Kumzar's geographic isolation may have helped the local language survive in a country where the majority of the population speaks Arabic.
Kumzari is a mix of Arabic, Persian and Hindi, with some borrowed English and Portuguese, adopted from the European sailors who have traveled for centuries through the Strait of Hormuz and stopped in the village for some water and rest.
UNESCO has categorised the language as “seriously endangered” with linguists saying it could die out in the next 50 years.
Despite the rumors concerning the possible extinction of the Kumzari language the locals put a great deal of importance on the preservation of the language; though our conversations with them is understood that the language is passed down to the new generations which, as already mentioned, constitute a large part of the demographic growth of the village.
Furthermore another rumor, that the Kumzari language does not find its written form, has been dispelled. As we have been told, the language is written by people, but most probably there is no official documented linguistic structure, such as a vocabulary or a documented grammatical construction.
Appearances can be deceiving, and though one might not think it from first glance, the Kumzari actually enjoy a high quality of life.
The Kumzari are primarily fishermen.
Fishing is the main source of income, and tuna and sardines are the most commonly caught fish.
Men also build the houses and conduct the agricultural activities, collect honey, and shear, slaughter, and skin the animals.
The women process agricultural products, feed and milk the animals, make butter and cheese, and engage in all the domestic duties, such as carrying water, cooking, and sewing. Others work as sailors, boat builders, merchants, or craftsmen.
A few men have also gone to work in the oil fields of Oman or the United Arab Emirates.
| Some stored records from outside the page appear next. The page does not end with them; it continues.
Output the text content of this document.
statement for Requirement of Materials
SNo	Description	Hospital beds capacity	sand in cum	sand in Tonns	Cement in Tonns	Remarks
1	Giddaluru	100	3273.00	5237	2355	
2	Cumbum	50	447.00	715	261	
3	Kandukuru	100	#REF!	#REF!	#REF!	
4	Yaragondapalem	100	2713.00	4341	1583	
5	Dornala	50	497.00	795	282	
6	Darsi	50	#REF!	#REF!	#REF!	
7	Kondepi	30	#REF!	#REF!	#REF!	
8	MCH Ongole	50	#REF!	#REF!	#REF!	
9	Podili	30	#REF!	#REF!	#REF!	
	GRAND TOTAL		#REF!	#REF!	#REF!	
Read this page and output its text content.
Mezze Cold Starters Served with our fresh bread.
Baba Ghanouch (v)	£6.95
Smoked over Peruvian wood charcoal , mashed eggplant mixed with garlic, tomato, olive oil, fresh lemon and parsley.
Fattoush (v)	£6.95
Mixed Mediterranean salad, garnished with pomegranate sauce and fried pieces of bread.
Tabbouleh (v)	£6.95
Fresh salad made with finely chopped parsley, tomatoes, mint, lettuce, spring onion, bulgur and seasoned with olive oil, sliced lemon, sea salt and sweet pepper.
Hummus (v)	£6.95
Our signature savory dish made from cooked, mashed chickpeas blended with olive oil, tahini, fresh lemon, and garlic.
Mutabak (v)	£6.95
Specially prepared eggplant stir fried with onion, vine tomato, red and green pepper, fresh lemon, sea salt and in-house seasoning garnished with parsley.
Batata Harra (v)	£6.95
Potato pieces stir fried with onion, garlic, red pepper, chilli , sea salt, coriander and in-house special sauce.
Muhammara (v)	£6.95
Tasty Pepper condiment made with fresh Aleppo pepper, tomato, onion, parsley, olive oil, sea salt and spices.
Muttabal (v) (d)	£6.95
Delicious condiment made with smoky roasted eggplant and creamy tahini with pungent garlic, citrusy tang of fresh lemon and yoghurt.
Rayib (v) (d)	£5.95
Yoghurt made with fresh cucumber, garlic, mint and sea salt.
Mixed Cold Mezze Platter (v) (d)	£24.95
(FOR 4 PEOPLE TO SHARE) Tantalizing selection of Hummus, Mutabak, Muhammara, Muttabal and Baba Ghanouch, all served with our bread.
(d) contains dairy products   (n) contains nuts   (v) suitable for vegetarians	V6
They are diverse in their careers and some work as doctors, nurses, business men and women, poets, writers, engineers and teachers.
At first inspection, Kumzar seems entirely cut off from civilisation, but looking more closely you can see signs of the modernisation of the area, which happened in the past 10 years or so, thanks to the help of the Omani Government. Besides electricity, it brought running water, a school and a hospital, satellite television and Internet access to the village.
There is also a helipad where passengers wait for the helicopter. Twice a week it takes residents back and forth from the provincial capital.
The village religious practice is based on Islam, but with the traditional folklore of the region, which makes it a culture that distinguishes it from other Arab settlements in the area.
The Kumzari are entirely Muslim, following the teachings of the Koran. Like many other Muslim peoples around the world, and as many other religions, they have their own type of folk Islam, which combines Islam with their pre-Islamic practices. They believe in evil spirits, which are warded off by cowrie shells tied to the bows of their boats. They believe in a she-devil who casts shadows and walks around in rags, carrying a basket.
They also believe in monstrous creatures of various kinds.